When you think about showing your face or not, try your best to look at your company’s past patterns. To begin, consider the context of the meeting, its agenda and the level of participation required.

“During our stand-up meetings, as well as in our company, we ask our team to continue with the video throughout the meeting, but keep the microphone off,” says Ryan Rafols, founder and CEO of Newchip Accelerator, specializing in accelerator programs remote and online.

Rafols explains that the purpose of the videoconference is to feel everyone’s presence as if they are sharing a physical environment. “For remote workers, if they have been remote because of Covid-19 or are just part of the remote workforce, it is important that they feel connected to the rest of the company,” he adds.

Muneeb Mushtaq, founder of technology startup Airzai, says that context is the most important consideration.

“Internal team meetings, where the entire company is present, should always require the team to use the video feed so that everyone feels more connected and encourages engagement and active participation in the discussion,” he says.

The executive recommends that the general tone of the conversation be evaluated. “When doing a quick check-in or brainstorming with some colleagues, there is room for flexibility,” says Mushtaq.

2. When should I mute the microphone?

As a general rule, it can be useful to mute the microphone until it is your turn to speak, providing less general confusion and a smoother process.

Mushtaq stresses that the subject of these internal meetings is crucial to determine. If a team member is about to present an important company announcement or expose a complex topic, participants should mute their microphones to avoid creating disturbing background noise and disrupting speaker flow.

On the other hand, smaller break-out meetings, which are generally more casual, depend on personal preferences. “You can choose how to interact based on the team’s discretion,” says Mushtaq.

Likewise, when meetings begin and the vibe seems less structured, there may be an opportunity to keep the microphone on, while you and your team members immerse themselves in casual conversations, the report recommends.

3. What should I do if my child or pet interrupts?

Everyone should understand that, although the worker is present and focused on work activities, the surrounding environment is not necessarily there. Therefore, children, pets and couriers can interrupt or hinder meetings.

That said, certain things are under your control – specifically, staying focused during meetings, despite your constantly updated Twitter feed’s siren call or texting.

To minimize interruptions or distractions, close the distracting tabs and silence notifications. Your boss may not be able to see you on social media, but your lack of recollection of meeting points later will make things pretty obvious that you were distracted, the publication points out.

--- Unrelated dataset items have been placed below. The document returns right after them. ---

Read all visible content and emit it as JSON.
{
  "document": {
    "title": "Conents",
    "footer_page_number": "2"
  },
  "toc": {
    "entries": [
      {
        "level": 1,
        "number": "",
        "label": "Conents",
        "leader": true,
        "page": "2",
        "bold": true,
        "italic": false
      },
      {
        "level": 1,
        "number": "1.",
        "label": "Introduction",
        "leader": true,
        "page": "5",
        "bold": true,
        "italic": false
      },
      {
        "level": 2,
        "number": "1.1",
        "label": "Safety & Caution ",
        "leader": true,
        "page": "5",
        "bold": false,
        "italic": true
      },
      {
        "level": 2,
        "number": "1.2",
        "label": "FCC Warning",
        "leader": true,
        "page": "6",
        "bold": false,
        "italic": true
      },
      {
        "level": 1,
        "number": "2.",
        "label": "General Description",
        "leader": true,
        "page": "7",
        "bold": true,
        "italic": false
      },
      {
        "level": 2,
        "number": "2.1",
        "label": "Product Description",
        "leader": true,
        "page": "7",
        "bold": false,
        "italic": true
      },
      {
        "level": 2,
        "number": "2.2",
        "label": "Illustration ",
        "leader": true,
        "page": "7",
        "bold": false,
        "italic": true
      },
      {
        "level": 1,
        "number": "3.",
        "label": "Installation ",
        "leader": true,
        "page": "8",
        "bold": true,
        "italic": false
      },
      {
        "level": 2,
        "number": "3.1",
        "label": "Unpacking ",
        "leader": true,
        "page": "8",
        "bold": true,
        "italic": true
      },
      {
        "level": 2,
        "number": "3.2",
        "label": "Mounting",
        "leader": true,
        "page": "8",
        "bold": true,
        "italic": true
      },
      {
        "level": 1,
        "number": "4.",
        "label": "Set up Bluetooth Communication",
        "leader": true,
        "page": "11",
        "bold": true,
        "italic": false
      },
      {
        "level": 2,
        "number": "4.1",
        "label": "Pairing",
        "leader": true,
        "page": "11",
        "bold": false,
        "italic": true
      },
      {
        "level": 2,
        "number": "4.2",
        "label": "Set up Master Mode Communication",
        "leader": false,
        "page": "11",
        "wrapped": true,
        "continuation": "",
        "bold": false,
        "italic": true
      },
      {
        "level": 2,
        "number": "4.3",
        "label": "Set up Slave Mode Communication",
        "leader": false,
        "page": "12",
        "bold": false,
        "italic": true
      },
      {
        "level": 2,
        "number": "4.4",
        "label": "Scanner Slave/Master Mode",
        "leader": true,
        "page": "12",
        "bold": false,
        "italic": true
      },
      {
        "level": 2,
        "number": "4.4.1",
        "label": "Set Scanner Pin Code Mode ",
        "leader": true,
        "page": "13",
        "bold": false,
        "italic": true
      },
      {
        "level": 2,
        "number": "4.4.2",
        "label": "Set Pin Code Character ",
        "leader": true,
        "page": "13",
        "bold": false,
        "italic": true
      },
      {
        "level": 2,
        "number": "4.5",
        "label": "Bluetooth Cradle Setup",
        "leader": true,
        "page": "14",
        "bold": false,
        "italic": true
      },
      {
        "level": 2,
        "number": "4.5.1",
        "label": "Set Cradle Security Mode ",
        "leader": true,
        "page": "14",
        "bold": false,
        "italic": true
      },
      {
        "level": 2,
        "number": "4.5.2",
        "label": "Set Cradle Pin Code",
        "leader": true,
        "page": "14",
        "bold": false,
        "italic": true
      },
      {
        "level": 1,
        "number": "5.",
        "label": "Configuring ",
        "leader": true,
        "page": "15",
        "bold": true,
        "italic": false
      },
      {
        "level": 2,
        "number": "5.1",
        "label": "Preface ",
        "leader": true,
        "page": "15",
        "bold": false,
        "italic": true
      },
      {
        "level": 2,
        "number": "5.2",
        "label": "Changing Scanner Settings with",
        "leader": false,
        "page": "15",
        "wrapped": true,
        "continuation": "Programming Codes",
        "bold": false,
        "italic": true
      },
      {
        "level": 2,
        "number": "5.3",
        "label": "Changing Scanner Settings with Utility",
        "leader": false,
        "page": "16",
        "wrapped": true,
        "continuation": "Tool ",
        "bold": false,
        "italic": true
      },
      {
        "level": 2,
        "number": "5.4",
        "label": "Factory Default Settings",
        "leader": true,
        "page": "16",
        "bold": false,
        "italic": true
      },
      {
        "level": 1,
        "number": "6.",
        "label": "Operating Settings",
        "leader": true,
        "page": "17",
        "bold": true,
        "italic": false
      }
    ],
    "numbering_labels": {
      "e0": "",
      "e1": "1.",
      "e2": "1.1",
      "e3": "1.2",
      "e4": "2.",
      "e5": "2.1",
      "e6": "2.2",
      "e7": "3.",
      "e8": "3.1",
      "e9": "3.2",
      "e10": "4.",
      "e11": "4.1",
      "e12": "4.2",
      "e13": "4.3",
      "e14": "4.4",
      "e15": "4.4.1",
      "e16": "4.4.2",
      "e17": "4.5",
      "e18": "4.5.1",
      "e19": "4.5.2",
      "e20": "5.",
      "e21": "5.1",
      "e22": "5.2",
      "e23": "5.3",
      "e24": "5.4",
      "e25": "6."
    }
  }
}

“Lack of engagement becomes a big problem if your comments or experience are needed at the meeting and you check out,” says Dorie Clark, Communication Coach and contributor at Fast Company.

“One of the most common bad behaviors I have experienced with participants in virtual meetings is the lack of attention and general engagement,” says Mushtaq.

“Not paying attention to a meeting can lead to communication failures and poor overall performance. When there are several employees involved in this behavior, and the behavior goes unnoticed, it creates a culture of distraction and lethargy ”, he adds.

Instead, recognize that virtual meetings will have their limitations, but appreciate remote technology for its benefits, says Aamoth. “It is better to embrace technology and its many wonderful uses than to try to force it to replicate the experience in the office.”